顾惜看着父亲送走最后几位客人,心里暗暗松了口气,盘算着今晚终于可以在自己久违的房间里睡个踏实觉了。他走到顾崇州身边,故作自然地开口:“爸,今晚我就在家睡了,明天陪您吃早饭。”
顾崇州还没来得及说话,有人就插了进来,直截了当的意味:
“他跟我走。”
傅景深不知何时走了过来,站在顾惜身侧,语气平淡,却像一道命令。
顾惜心里一紧,强撑着笑脸,压低声音对傅景深说:“我爸在家呢!”他试图用父亲在场作为挡箭牌,提醒傅景深收敛。

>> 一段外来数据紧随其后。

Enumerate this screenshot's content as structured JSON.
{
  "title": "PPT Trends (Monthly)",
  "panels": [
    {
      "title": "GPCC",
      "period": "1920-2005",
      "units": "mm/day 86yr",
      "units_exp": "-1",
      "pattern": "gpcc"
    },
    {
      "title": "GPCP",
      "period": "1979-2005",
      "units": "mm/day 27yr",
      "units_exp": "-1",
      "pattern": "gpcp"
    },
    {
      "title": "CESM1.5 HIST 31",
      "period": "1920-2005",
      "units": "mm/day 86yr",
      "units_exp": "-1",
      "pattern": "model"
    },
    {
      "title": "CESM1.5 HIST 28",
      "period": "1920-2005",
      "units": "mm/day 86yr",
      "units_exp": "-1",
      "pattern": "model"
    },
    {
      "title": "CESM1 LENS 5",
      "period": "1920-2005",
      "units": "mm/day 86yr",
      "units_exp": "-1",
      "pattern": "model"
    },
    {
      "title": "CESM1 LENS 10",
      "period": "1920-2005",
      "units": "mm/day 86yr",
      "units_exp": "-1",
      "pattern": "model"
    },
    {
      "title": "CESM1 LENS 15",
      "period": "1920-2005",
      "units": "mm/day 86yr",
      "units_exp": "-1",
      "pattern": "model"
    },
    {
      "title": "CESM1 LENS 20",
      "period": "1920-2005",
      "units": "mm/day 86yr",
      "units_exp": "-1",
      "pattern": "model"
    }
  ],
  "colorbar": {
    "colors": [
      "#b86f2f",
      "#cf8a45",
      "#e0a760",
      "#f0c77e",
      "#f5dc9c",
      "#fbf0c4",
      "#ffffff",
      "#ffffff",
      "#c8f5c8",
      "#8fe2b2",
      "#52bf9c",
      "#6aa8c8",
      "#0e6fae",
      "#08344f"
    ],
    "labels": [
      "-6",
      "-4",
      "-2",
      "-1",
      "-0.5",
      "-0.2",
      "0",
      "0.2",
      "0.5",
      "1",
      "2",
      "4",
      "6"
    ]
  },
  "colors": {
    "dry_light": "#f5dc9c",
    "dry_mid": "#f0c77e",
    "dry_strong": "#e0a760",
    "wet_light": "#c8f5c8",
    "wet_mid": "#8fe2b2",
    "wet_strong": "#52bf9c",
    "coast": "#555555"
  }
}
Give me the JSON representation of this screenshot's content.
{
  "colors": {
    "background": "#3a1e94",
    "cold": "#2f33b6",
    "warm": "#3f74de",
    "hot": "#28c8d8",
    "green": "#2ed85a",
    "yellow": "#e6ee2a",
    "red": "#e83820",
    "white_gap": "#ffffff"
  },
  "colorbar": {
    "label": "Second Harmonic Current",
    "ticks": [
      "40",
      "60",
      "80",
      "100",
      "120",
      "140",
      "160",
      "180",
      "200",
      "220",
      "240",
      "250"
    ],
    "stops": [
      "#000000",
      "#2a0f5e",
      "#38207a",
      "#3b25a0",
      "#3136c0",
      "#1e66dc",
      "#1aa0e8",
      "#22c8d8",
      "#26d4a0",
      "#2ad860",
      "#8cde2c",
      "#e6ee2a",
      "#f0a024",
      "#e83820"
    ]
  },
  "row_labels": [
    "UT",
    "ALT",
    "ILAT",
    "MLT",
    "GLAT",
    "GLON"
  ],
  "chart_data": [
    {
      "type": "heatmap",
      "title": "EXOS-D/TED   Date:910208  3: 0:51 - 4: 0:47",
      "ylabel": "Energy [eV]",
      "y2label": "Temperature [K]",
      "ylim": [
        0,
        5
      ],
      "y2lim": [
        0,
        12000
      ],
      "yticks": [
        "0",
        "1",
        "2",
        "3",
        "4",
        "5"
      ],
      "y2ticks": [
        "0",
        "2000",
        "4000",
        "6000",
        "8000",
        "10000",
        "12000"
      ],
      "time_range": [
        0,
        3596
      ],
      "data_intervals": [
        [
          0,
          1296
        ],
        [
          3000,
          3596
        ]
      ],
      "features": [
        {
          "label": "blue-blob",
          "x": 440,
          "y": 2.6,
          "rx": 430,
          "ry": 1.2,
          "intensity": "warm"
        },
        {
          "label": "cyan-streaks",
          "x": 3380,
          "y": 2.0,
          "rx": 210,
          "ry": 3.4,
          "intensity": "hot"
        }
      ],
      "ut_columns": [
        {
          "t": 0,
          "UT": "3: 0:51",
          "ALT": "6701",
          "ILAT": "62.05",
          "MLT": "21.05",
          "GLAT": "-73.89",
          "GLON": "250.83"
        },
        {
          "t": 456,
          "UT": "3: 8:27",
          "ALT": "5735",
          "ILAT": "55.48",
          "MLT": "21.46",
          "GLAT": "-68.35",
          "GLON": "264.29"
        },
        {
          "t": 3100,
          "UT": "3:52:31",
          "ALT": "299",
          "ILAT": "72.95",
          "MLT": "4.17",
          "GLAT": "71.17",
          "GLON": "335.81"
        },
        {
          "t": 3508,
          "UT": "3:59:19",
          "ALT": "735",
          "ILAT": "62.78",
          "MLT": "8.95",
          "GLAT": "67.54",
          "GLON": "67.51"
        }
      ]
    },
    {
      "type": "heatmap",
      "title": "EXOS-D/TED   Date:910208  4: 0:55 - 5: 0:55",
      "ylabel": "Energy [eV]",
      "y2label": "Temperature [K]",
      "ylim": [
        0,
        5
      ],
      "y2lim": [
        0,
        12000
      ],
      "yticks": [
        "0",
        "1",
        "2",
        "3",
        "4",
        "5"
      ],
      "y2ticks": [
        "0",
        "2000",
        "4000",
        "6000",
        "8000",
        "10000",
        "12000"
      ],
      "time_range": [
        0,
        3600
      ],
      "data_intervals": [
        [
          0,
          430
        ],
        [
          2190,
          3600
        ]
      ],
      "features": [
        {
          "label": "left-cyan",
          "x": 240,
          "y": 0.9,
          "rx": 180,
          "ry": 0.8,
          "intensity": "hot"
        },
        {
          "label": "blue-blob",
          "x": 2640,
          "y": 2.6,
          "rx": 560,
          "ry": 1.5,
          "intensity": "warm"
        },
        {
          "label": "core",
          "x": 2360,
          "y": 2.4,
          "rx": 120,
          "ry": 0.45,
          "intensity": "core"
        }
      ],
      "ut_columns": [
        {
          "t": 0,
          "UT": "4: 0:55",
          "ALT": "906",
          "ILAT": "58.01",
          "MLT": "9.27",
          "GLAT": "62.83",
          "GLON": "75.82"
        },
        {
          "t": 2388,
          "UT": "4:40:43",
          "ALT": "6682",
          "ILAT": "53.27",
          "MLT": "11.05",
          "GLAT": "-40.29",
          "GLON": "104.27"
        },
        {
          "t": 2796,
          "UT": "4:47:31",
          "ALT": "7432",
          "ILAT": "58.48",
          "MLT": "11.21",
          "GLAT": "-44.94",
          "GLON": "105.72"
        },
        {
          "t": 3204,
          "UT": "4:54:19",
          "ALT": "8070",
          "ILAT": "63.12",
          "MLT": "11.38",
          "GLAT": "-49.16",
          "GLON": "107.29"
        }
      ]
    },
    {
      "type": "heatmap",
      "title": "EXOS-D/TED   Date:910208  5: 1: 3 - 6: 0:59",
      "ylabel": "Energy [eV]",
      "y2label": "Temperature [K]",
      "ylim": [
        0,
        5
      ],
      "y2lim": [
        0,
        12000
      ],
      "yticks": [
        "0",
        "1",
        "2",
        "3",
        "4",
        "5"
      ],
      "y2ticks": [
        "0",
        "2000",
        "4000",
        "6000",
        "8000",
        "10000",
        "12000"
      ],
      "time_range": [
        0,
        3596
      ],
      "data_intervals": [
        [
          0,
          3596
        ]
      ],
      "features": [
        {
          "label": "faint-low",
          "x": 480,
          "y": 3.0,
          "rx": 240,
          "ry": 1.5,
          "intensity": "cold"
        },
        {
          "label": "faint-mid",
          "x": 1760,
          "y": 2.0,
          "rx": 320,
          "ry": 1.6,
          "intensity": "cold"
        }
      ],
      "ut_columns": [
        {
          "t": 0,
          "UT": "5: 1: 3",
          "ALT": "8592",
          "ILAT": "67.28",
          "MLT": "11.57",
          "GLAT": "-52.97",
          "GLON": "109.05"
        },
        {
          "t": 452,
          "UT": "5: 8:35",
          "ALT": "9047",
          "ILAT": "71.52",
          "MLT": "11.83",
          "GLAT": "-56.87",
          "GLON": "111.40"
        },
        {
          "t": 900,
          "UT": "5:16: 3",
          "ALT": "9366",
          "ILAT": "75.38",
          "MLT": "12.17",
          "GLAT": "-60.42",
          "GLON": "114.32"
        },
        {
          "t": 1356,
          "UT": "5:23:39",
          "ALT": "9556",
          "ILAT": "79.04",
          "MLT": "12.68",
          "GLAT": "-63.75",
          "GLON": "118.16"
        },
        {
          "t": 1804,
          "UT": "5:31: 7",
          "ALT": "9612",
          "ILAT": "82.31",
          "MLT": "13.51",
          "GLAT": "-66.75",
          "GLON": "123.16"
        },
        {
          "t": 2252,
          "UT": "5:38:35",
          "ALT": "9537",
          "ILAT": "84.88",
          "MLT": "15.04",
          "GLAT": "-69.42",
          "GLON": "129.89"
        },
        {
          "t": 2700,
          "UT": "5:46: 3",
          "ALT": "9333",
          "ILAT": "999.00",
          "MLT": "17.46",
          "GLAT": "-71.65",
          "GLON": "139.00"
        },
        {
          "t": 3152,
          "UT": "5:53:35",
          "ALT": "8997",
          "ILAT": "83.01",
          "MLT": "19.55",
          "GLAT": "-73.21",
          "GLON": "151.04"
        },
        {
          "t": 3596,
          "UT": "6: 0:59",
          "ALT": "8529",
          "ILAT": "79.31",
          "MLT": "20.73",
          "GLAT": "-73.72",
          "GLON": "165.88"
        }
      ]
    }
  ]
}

傅景深闻言,嘴角勾起一抹极淡的、近乎嘲讽的弧度,他看向顾崇州,语气倒是客气:“顾董,我还有些事要和顾惜谈,就不打扰您休息了。”
顾崇州虽然有些意外,但想到儿子能和傅景深这样的人物多接触是好事,便笑着点头:“好好好,你们年轻人有事就去忙,不用管我。惜惜,跟傅总去吧,好好跟傅总学习。”他转头又对顾惜嘱咐道:“我凌晨的商务飞机,去马尔代夫度个假,你自己照顾好自己。”
顾惜瞬间僵在原地,最后一丝希望破灭。他眼睁睁看着父亲拍了拍傅景深的肩膀,又对他鼓励地笑了笑,然后转身哼着小调上了楼。
父亲一走,客厅里只剩下他们两人,空气瞬间变得凝滞而危险。
傅景深的目光重新落回顾惜身上,那双深邃的眼睛在灯光下看不出情绪,却带着无形的压力。“还有问题吗?”他问,声音不高,却让顾惜后背发凉。